At the Temple, and other reputable retreat centers like it, the guests don’t get the most traditional experience possible, says Kilham, but “it’s a beautiful and inspired invention, which provides remarkable opportunity for revelation.”
The Temple hosts nine to 23-day programs, which include five to seven ayahuasca ceremonies; five daily cups of herbs and juices; a warm beverage made of lemongrass, which we’re instructed to chug until we vomit; and a sweat purge, in which we’re wrapped like burritos in thick wool blankets filled with steam. Yes, it was intense. Whereas a village healer may send a person home with one specific plant remedy—or conduct one ceremony—and see if it heals them, foreigners at retreat centers get what Kilham calls “the whole shamanic trick bag.”
Zoe Helene, founder of Cosmic Sister, an environmental feminist advocacy group that supports women’s voices in the sacred plant community, points out that the beauty of this cultural exchange is that it’s once again making curanderismo a viable life choice in Shipibo communities. Two decades ago, she says, Shipibo youth considered curanderismo to be a thing of the past, instead aspiring to move to Lima or other metropolitan areas and have what they considered modern lives.
“The interest in ayahuasca among foreigners has not only been economically beneficial for a whole lot of people, it’s been remarkable for helping to preserve and protect the completely dying and vanishing art of shamanic practice,” says Kilham.
The most important thing, Kilham, Helene, and Watherston all emphasize, is that the extraordinary healing the Shipibo are giving to foreigners comes back to them in a cycle of what’s called sacred reciprocity. “What are you doing for the indigenous Amazonian people, other than just attending an ayahuasca retreat?” asks Helene. “What are you doing for the precious environment they steward?”

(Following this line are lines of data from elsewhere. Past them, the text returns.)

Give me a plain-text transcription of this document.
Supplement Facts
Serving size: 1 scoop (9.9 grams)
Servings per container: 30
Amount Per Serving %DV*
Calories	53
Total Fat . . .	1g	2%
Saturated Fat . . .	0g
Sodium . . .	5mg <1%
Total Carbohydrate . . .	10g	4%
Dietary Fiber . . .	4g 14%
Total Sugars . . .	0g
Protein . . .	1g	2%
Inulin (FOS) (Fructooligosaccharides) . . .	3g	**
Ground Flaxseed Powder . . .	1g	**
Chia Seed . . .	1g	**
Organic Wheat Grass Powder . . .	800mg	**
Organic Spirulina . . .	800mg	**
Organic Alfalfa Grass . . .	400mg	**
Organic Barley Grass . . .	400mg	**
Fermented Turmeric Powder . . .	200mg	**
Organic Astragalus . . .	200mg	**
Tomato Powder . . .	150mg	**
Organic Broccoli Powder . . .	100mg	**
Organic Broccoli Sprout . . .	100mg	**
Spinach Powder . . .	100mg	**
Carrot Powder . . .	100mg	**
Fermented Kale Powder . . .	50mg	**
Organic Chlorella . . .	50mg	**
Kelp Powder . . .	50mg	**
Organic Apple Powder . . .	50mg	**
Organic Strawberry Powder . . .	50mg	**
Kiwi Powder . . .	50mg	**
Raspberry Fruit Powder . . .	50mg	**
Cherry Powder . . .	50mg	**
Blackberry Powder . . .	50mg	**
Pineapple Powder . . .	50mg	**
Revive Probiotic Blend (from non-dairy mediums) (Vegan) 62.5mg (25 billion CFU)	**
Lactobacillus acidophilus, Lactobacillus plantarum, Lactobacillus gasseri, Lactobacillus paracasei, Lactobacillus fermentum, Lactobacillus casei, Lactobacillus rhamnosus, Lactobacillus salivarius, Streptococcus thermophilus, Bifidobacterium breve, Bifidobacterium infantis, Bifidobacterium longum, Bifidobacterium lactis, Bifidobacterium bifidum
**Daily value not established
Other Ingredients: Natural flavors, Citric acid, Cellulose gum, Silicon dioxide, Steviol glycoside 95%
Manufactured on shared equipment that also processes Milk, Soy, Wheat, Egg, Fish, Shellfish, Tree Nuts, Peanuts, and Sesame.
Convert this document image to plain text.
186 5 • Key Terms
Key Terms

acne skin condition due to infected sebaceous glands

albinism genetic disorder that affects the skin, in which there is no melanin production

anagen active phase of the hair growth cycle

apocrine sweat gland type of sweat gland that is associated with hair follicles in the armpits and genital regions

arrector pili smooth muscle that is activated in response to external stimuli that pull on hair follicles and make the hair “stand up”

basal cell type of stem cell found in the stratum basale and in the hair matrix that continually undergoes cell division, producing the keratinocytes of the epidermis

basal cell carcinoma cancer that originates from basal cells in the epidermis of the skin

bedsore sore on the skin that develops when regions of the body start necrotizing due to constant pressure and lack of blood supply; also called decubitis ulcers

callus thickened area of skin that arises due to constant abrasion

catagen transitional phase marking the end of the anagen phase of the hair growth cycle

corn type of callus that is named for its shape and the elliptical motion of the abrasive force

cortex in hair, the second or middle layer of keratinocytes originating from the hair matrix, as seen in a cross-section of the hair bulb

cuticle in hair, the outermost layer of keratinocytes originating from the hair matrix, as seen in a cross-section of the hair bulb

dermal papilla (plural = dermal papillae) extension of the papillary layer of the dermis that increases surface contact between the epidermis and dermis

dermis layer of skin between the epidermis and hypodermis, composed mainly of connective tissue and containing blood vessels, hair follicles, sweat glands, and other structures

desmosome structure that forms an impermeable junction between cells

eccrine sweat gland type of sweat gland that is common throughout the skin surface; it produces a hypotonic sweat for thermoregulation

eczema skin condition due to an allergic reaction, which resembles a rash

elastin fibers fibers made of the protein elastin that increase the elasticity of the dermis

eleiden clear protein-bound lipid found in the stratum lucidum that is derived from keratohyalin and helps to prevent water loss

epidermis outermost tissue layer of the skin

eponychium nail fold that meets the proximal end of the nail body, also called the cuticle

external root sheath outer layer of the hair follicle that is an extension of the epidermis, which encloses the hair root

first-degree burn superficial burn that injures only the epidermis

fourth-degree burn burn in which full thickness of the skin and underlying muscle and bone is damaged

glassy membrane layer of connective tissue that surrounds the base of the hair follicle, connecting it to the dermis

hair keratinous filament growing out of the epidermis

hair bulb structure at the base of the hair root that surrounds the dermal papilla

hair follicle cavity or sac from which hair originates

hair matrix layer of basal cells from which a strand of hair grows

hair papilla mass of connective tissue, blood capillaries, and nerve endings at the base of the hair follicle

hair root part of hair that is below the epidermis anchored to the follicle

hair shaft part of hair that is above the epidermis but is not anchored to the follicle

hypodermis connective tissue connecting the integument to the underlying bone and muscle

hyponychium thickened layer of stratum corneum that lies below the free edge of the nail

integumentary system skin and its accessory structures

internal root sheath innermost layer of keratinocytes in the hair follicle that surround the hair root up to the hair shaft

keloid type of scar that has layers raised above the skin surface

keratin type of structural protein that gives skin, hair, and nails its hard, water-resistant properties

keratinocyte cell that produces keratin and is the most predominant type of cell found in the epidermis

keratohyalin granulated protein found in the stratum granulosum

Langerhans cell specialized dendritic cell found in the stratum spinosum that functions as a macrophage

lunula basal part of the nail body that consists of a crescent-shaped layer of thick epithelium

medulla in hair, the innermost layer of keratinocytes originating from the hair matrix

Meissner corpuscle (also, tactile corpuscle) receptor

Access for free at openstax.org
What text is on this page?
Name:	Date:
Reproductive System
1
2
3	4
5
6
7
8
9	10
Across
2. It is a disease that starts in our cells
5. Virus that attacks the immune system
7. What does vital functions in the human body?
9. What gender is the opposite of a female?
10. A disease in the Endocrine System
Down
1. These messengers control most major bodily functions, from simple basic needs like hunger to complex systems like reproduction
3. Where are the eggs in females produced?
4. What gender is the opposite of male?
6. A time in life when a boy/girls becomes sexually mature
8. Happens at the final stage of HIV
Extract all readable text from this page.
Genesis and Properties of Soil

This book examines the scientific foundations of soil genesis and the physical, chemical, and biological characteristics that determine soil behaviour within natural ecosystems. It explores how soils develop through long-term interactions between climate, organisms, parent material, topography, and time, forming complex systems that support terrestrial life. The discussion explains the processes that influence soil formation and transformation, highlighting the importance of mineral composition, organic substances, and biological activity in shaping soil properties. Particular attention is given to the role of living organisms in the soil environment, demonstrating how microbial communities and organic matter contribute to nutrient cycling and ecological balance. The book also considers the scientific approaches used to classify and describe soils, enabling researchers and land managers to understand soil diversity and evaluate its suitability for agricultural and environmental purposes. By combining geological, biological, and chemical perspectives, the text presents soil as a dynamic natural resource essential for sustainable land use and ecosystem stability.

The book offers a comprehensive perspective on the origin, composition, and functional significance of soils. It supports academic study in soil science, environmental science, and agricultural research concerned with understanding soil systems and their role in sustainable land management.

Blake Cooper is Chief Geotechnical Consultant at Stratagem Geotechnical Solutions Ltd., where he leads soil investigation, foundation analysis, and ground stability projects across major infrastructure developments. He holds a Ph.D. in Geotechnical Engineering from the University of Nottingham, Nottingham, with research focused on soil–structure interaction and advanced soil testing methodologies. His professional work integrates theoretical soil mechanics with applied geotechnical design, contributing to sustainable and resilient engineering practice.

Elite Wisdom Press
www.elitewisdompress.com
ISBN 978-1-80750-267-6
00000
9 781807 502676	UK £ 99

At the Temple and throughout the global ayahuasca community, people use the term ayni to refer to the concept of reciprocity which, they say, in and of itself is essential to healing. It doesn’t just simply mean to “give back,” but, rather, speaks to the interconnectedness of all things, from ourselves to the trees to the metaphysical spirits. In the context of plant medicines, this could look like a donation to indigenous communities who are fighting foreign oil and mining extraction in their territories—or drinking ayahuasca at centers, like the Temple, which have reciprocity programs already in place.
When the final ayahuasca ceremony came to a close, there was nothing left to do but laugh—outrageously, from the deepest depths of our guts, like we’d been waiting to our whole lives. One person laughed and then another and then another until we were roaring, all 23 of us and las maestras, permeating the room with light.
Las maestras laugh often. Their giggles can be heard from the open-air structure, where they pass their days embroidering, lying in their hammocks, and calling loved ones in Pucallpa on their cell phones. It can all feel incredibly heavy, this plant medicine journey, but the energies do eventually clear. At least, they did for us, as we trekked out of the jungle, enveloped in gratitude. Thank you for giving me my life back, one woman said, with tears in her eyes, as we bid goodbye to las maestras. Thank you for reconnecting me with myself, said another. We’ll be here, they told us, come back anytime.